Un ogre flamand de la peinture
Le décor lui semblant planté, Denis Vanthournout abandonne son verre et
s ‘amuse à jouer le rôle de guide. Il présente tour à tour dessins, peintures et sculptures peuplant chaque recoin de sa maison. Ses oeuvres bien sûr, mais aussi celles d’autres amis artistes. Il commente, glisse des anecdotes, évoque avec plaisir la genèse de ses titres à l’humour souvent décapant. Huile, acrylique, encre, terre sable et crayon.. Volume, peinture et dessin. Difficile de ne pas laisser le mot démiurge venir aux lèvresen le suivant à travers les pièces.
L’image d’un ogre flamand de la peinture se forme.

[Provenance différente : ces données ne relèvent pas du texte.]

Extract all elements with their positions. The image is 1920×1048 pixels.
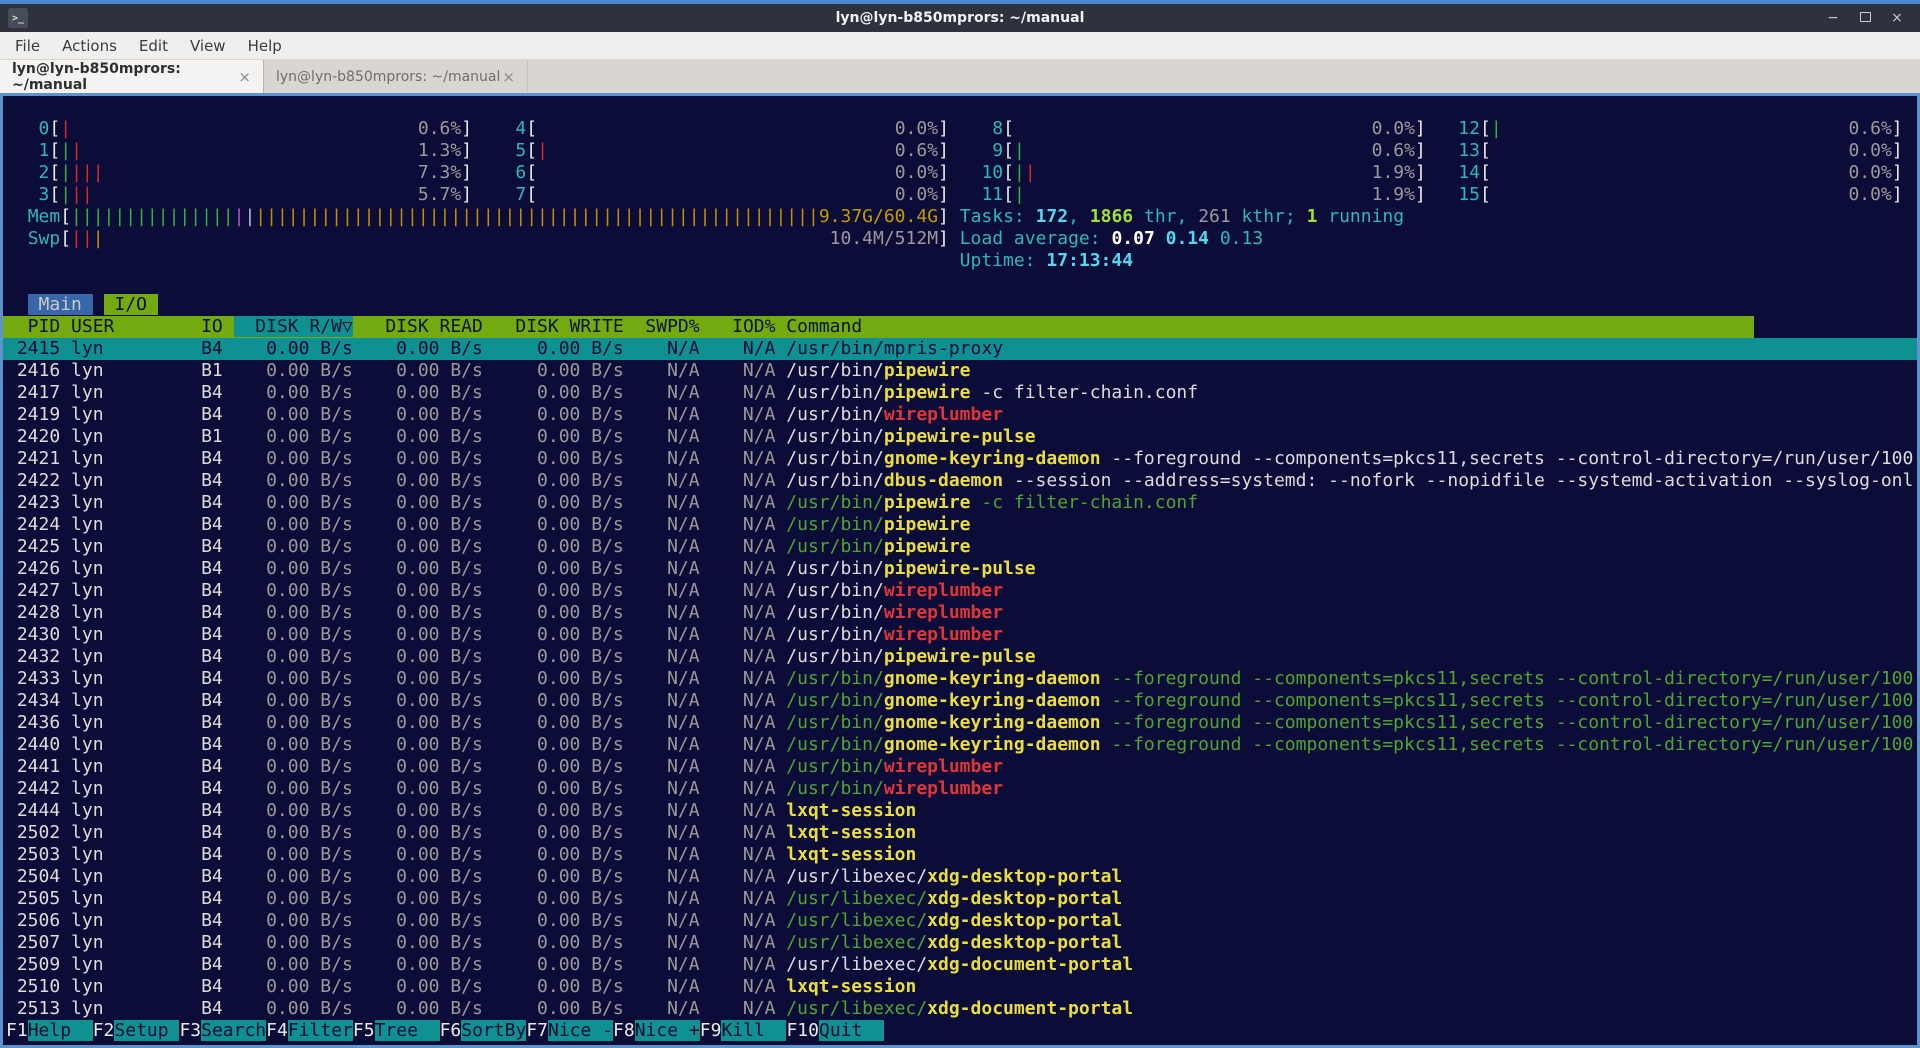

Il semble en effet toucher à toutes les techniques, avec la même passion, avec la même facilité apparente. La figuration est omniprésente ; des corps, des animaux, des portraits.. Des couleurs tranchantes, des pauses vives et tourmentées. Comment de ne pas tenter de se perdre au coeur de ses toiles, de ne pas se laisser happer par la fougue ressentie? Il se dégage une énergie, une force, une tension palpable, que la conversation avec le peintre atténue, mais peu.
Sentir son regard ciller
Il réfute, entre deux commentaires, d’une pirouette rhétorique, certaines des
critiques qui ont été formulées à l’encontre de son oeuvre ou qui continuent de l’être. « Je ne pourrais pas vivre avec ! » Au souvenir de cette remarque, qu’il mentionne à voix haute, il fronce les sourcils. Chacun expérimente la souffrance, souligne t’il et il faut bien vivre avec. Il n’approuve pas plus les remarques faites à la dureté de son oeuvre. Il n’y oppose nulle explication. Le refus est spontané et catégorique. Mais il ne cherche pas à l’étayer une autre théorie ou explication. Il préfère parler avec son bagout de la matière,
de la technique ou de l’histoire de l’oeuvre. Mais les images saisissantes qui défilent lors de cette visite expliquent cette analyse et la tendance à y accoler le terme violence. Comment ne pas sentir son regard ciller sous face à cette énergie, cette tension, cette force, avant d’y revenir, hypnotisé?